No dia seguinte, Geraldo trabalhou até as cinco da tarde, não via a hora de rever Sandra. Havia pensado nela a noite inteira, dormira agarrado ao lenço dela.

Voltou a viela onde ficava a casa do pai de Sandra, agora de dia ficava mais fácil de localizar. Sabia que a casa ficava no final da viela. Dirigia devagar temendo não encontrar ou estar na rua errada, mas foi aos poucos reconhecendo, pois ao lado da casa do pai de Sandra havia um galpão abandonado. Ele reconheceu a casa amarela sendo cercado por uma cerca de arame, portão de madeira e quintal gramado.

Geraldo parou o carro, desligou o motor e desceu. Trazia no bolso da calça o lenço xadrez de Sandra, o coração palpitava na ânsia de rever a garota para quem havia dado carona na noite anterior. Ele abriu o portão de madeira e adentrou no quintal. Chegou à porta da casa e tocou a campainha. Depois de dois toques, Geraldo percebeu que a fechadura da porta se mexia era sinal que alguém viera atendê-lo.

-Pois não?

Geraldo sorriu um tanto quanto decepcionado por não ter sido recebido por Sandra. No lugar dela apareceu um senhor já de idade avançada.

-Desculpe incomodar. –começou Geraldo meio embasbacado. - Eu sou motorista de táxi e ontem a noite eu dei carona a uma moça que disse morar nesta casa, quer dizer ela disse que o pai dela morava aqui. Ela está? – perguntou de uma vez.

-Perdão, mas não sei de que moça o senhor está falando.

-Como assim? A moça que eu trouxe ontem... Sandra.

O homem parecia ter visto um fantasma e ao ouvir aquele nome foi como se tivesse levado um soco no estômago, pois ele logo empalideceu.

-Por favor, queira entrar. - disse o senhor afastando-se da porta para que Geraldo pudesse passar.

Geraldo entrou na casa modesta. O senhor lhe ofereceu uma cadeira para que ele se sentasse.
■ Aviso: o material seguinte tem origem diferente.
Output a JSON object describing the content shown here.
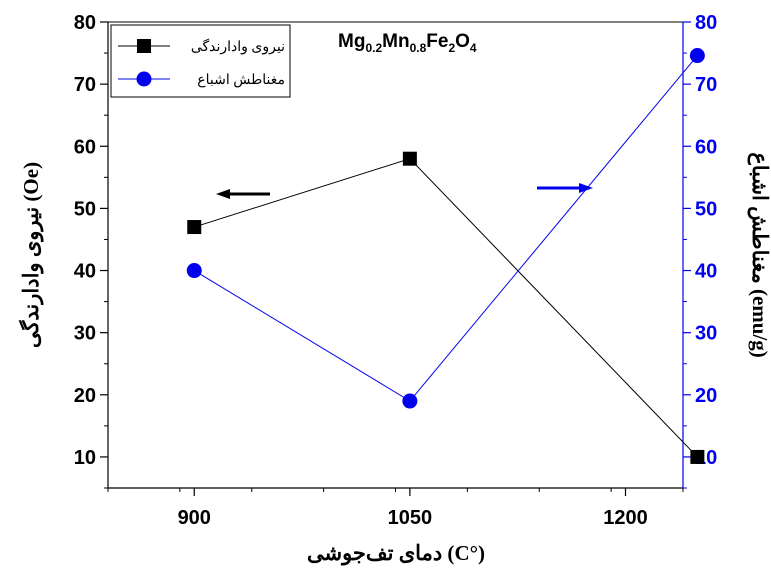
{
  "chart_data": {
    "type": "line",
    "title": "Mg0.2Mn0.8Fe2O4",
    "title_parts": {
      "e1": "Mg",
      "s1": "0.2",
      "e2": "Mn",
      "s2": "0.8",
      "e3": "Fe",
      "s3": "2",
      "e4": "O",
      "s4": "4"
    },
    "xlabel": "(°C) دمای تف‌جوشی",
    "ylabel_left": "نیروی وادارندگی (Oe)",
    "ylabel_right": "مغناطش اشباع (emu/g)",
    "x_ticks": [
      900,
      1050,
      1200
    ],
    "xlim": [
      840,
      1240
    ],
    "ylim_left": [
      5,
      80
    ],
    "ylim_right": [
      5,
      80
    ],
    "y_ticks": [
      10,
      20,
      30,
      40,
      50,
      60,
      70,
      80
    ],
    "grid": false,
    "legend_position": "top-left",
    "series": [
      {
        "name": "نیروی وادارندگی",
        "axis": "left",
        "marker": "square",
        "color": "#000000",
        "x": [
          900,
          1050,
          1250
        ],
        "y": [
          47,
          58,
          10
        ]
      },
      {
        "name": "مغناطش اشباع",
        "axis": "right",
        "marker": "circle",
        "color": "#0000ee",
        "x": [
          900,
          1050,
          1250
        ],
        "y": [
          40,
          19,
          74.6
        ]
      }
    ],
    "axis_colors": {
      "left": "#000000",
      "right": "#0000ee"
    }
  }
}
Ele sentou sem compreender muito bem a reação daquele homem que lhe pareceu por demais estranha.

-O moço disse que deu carona à uma moça ontem a noite e que ela disse que morava nesta casa. – o homem fez uma breve pausa como se quisesse encontrar o ar para lhe preencher os pulmões. – disse que ela chamava-se Sandra.

-Sim A Sandra eu a peguei por volta de meia noite e meia, na frente do cemitério, chovia e eu fiquei com pena, ofereci carona ela aceitou.
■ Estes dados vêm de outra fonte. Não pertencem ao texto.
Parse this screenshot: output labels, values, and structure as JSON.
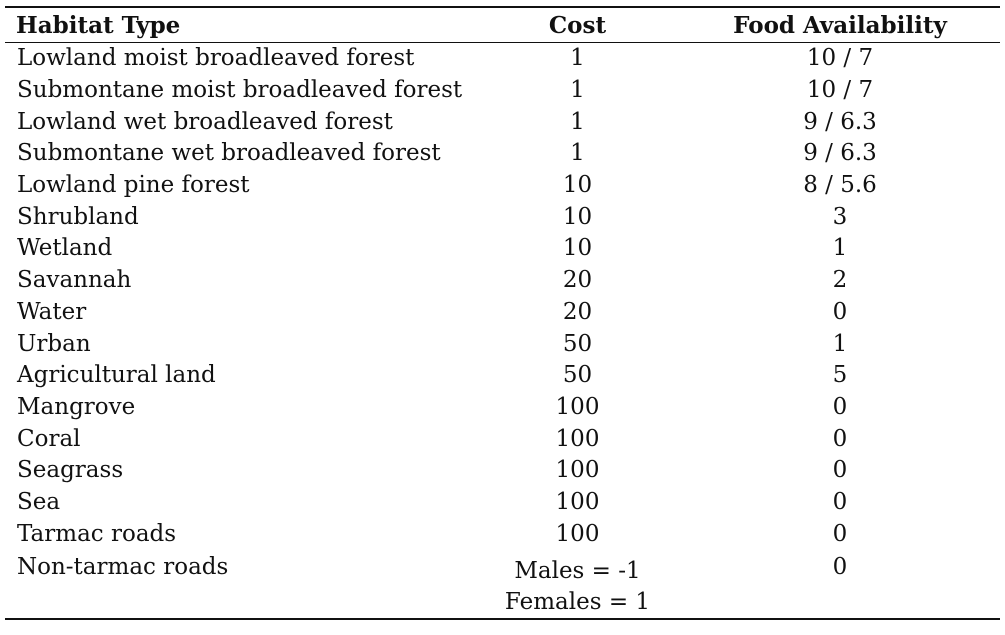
{
  "table": {
    "headers": [
      "Habitat Type",
      "Cost",
      "Food Availability"
    ],
    "rows": [
      {
        "habitat": "Lowland moist broadleaved forest",
        "cost": "1",
        "food": "10 /  7"
      },
      {
        "habitat": "Submontane moist broadleaved forest",
        "cost": "1",
        "food": "10 /  7"
      },
      {
        "habitat": "Lowland wet broadleaved forest",
        "cost": "1",
        "food": "9 /  6.3"
      },
      {
        "habitat": "Submontane wet broadleaved forest",
        "cost": "1",
        "food": "9 /  6.3"
      },
      {
        "habitat": "Lowland pine forest",
        "cost": "10",
        "food": "8 / 5.6"
      },
      {
        "habitat": "Shrubland",
        "cost": "10",
        "food": "3"
      },
      {
        "habitat": "Wetland",
        "cost": "10",
        "food": "1"
      },
      {
        "habitat": "Savannah",
        "cost": "20",
        "food": "2"
      },
      {
        "habitat": "Water",
        "cost": "20",
        "food": "0"
      },
      {
        "habitat": "Urban",
        "cost": "50",
        "food": "1"
      },
      {
        "habitat": "Agricultural land",
        "cost": "50",
        "food": "5"
      },
      {
        "habitat": "Mangrove",
        "cost": "100",
        "food": "0"
      },
      {
        "habitat": "Coral",
        "cost": "100",
        "food": "0"
      },
      {
        "habitat": "Seagrass",
        "cost": "100",
        "food": "0"
      },
      {
        "habitat": "Sea",
        "cost": "100",
        "food": "0"
      },
      {
        "habitat": "Tarmac roads",
        "cost": "100",
        "food": "0"
      }
    ],
    "last_row": {
      "habitat": "Non-tarmac roads",
      "cost_lines": [
        "Males  = -1",
        "Females = 1"
      ],
      "food": "0"
    }
  }
}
-Moço esta moça, Sandra ela é minha filha.

-Eu sei, ela me disse. Onde ela esta? Eu poderia ver ou falar com ela, quero entregar algo que ela deixou no meu táxi.

-Ela está morta há mais de dez anos.

-Eu sei!Ela... O quê? Quê... Como? Eu não entendi?
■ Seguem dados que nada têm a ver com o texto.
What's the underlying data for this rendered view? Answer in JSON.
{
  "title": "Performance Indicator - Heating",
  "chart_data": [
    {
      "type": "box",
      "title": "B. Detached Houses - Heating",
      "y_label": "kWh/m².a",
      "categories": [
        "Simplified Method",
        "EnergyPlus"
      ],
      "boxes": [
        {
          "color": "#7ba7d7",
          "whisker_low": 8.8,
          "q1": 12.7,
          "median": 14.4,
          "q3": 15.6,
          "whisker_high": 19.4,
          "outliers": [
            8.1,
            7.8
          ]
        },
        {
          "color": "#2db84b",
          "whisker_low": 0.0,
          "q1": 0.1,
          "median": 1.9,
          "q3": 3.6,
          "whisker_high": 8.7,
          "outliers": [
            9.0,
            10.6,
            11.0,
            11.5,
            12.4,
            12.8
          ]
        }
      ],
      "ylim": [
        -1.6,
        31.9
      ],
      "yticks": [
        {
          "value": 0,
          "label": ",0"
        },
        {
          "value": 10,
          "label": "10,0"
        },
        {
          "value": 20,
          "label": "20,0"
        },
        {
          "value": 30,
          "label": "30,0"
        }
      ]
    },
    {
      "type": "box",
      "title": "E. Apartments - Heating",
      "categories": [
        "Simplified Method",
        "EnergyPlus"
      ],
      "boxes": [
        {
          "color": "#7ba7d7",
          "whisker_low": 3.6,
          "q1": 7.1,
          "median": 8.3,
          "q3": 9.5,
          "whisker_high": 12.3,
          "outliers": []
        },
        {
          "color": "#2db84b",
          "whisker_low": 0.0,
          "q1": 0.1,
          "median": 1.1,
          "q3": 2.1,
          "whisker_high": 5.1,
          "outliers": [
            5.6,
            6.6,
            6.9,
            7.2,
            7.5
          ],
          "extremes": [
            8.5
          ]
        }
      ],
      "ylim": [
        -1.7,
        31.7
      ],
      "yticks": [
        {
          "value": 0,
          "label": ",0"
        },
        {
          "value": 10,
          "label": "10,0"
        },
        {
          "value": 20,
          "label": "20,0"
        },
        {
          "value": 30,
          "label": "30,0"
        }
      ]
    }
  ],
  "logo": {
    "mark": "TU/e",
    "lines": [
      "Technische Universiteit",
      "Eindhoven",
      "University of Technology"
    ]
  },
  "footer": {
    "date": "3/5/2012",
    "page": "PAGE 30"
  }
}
-Ela morreu atropelada na frente do cemitério. Tinha quinze anos

-Não. Ela entrou no meu carro comeu o meu sanduíche. Não devemos estar falando da mesma pessoa, não é claro que não...

O homem foi até um cômodo e voltou de lá com uma fotografia muito antiga e entregou à Geraldo. Que olhou para aquela foto e lá estava à moça de vestido florido azul escuro sorrindo, ele tremia e seu estomago estava revirado. Olhou para as mãos da moça e ela trazia um lenço xadrez. O lenço xadrez que ela deixou no táxi.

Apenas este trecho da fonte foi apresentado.